How to decide when an agreement has the object of restricting competition

In Case C-32/11 Allianz Hungária Biztosító Zrt, v Gazdasági Versenyhivatal, judgment of 14 March 2013, the CJEU appears to have suggested a very different approach to determining when agreements have the object of restricting competition. This case was a preliminary reference from the Hungarian Supreme Court in relation to a dispute between the Hungarian competition authority and two insurance companies and the Hungarian association of authorised car dealers (GÉMOSZ) who also act as repair shops. The two major insurance companies had entered into contracts with the dealers whereby the rate of payment that the dealers received for repairs was linked to the amount of insurance that they sold. The question was whether or not these, vertical, agreements had as their object the restriction of competition?
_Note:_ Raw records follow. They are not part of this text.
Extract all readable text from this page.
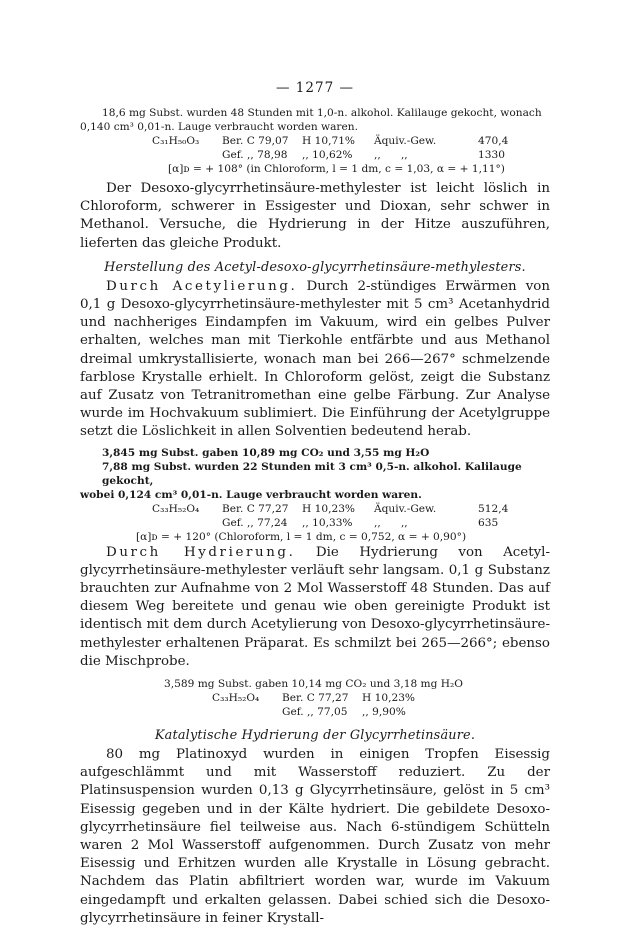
— 1277 —
18,6 mg Subst. wurden 48 Stunden mit 1,0-n. alkohol. Kalilauge gekocht, wonach
0,140 cm³ 0,01-n. Lauge verbraucht worden waren.
C₃₁H₅₀O₃	Ber. C 79,07	H 10,71%	Äquiv.-Gew.	470,4
Gef. ,, 78,98	,, 10,62%	,,      ,,	1330
[α]ᴅ = + 108° (in Chloroform, l = 1 dm, c = 1,03, α = + 1,11°)

Der Desoxo-glycyrrhetinsäure-methylester ist leicht löslich in Chloroform, schwerer in Essigester und Dioxan, sehr schwer in Methanol. Versuche, die Hydrierung in der Hitze auszuführen, lieferten das gleiche Produkt.

Herstellung des Acetyl-desoxo-glycyrrhetinsäure-methylesters.

Durch Acetylierung. Durch 2-stündiges Erwärmen von 0,1 g Desoxo-glycyrrhetinsäure-methylester mit 5 cm³ Acetanhydrid und nachheriges Eindampfen im Vakuum, wird ein gelbes Pulver erhalten, welches man mit Tierkohle entfärbte und aus Methanol dreimal umkrystallisierte, wonach man bei 266—267° schmelzende farblose Krystalle erhielt. In Chloroform gelöst, zeigt die Substanz auf Zusatz von Tetranitromethan eine gelbe Färbung. Zur Analyse wurde im Hochvakuum sublimiert. Die Einführung der Acetylgruppe setzt die Löslichkeit in allen Solventien bedeutend herab.

3,845 mg Subst. gaben 10,89 mg CO₂ und 3,55 mg H₂O
7,88 mg Subst. wurden 22 Stunden mit 3 cm³ 0,5-n. alkohol. Kalilauge gekocht,
wobei 0,124 cm³ 0,01-n. Lauge verbraucht worden waren.
C₃₃H₅₂O₄	Ber. C 77,27	H 10,23%	Äquiv.-Gew.	512,4
Gef. ,, 77,24	,, 10,33%	,,      ,,	635
[α]ᴅ = + 120° (Chloroform, l = 1 dm, c = 0,752, α = + 0,90°)

Durch Hydrierung. Die Hydrierung von Acetyl-glycyrrhetinsäure-methylester verläuft sehr langsam. 0,1 g Substanz brauchten zur Aufnahme von 2 Mol Wasserstoff 48 Stunden. Das auf diesem Weg bereitete und genau wie oben gereinigte Produkt ist identisch mit dem durch Acetylierung von Desoxo-glycyrrhetinsäure-methylester erhaltenen Präparat. Es schmilzt bei 265—266°; ebenso die Mischprobe.

3,589 mg Subst. gaben 10,14 mg CO₂ und 3,18 mg H₂O
C₃₃H₅₂O₄	Ber. C 77,27	H 10,23%
Gef. ,, 77,05	,, 9,90%
Katalytische Hydrierung der Glycyrrhetinsäure.

80 mg Platinoxyd wurden in einigen Tropfen Eisessig aufgeschlämmt und mit Wasserstoff reduziert. Zu der Platinsuspension wurden 0,13 g Glycyrrhetinsäure, gelöst in 5 cm³ Eisessig gegeben und in der Kälte hydriert. Die gebildete Desoxo-glycyrrhetinsäure fiel teilweise aus. Nach 6-stündigem Schütteln waren 2 Mol Wasserstoff aufgenommen. Durch Zusatz von mehr Eisessig und Erhitzen wurden alle Krystalle in Lösung gebracht. Nachdem das Platin abfiltriert worden war, wurde im Vakuum eingedampft und erkalten gelassen. Dabei schied sich die Desoxo-glycyrrhetinsäure in feiner Krystall-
Although there are a number of issues in the case, this note just focuses on one of them.


 

In para. 36 of the judgment the court said:
"In order to determine whether an agreement involves a restriction of competition 'by object', regard must be had to the content of its provisions, its objectives and the economic and legal context of which it forms a part … When determining that context, it is also appropriate to take into consideration the nature of the goods or services affected, as well as the real conditions of the functioning and structure of the market or markets in question …" The court went on to say that the agreements would amount to a restriction of competition by object in the event that the referring court found that it is likely that, having regard to the economic context, competition on that market would be eliminated or seriously weakened following the conclusion of those agreements. In order to determine the likelihood of such a result, that court should in particular take into consideration the structure of that market, the existence of alternative distribution channels and their respective importance and the market power of the companies concerned. This would seem to licence a much broader inquiry into the factual circumstances then has been common in the past. Once a court, or competition authority, needs to examine market structure, or market power, it must make some attempt to define the market, something which may well be controversial and time consuming. In order to consider issues of market power, it is necessary not only to consider the market as it exists, but also question of how the market might develop, that is, what are the possibilities of entry? If the court has to understand alternative distribution channels, it must consider what they are and their effectiveness.


 

If this does represent a change in approach, it raises some difficult questions. Will it require a re-evaluation of previous case-law? Would the agreements in Consten & Grundig, for example, fall foul of this new test? Alternatively, this test is not meant to disrupt previous case law but should only be applied to agreements which seem problematic but do not fall within the established categories of object agreements, such as absolute territorial protection. What type of agreements would fall to be treated thus could be a difficult question. As the Advocate General noted, the agreements in question were not ones that, in the absence of a dominant position, competition law had previously established as being obviously problematic. On a technical level, the second sentence of para. 36 is not supported by the case cited (Case C-226/11 Expedia).


 

The decision suggests that there are some disagreements within the Court of Justice on how to approach object agreements and it increases the uncertainties in this area. Since there seem to be a steady stream of these cases at the moment, it is unlikely to be the last word.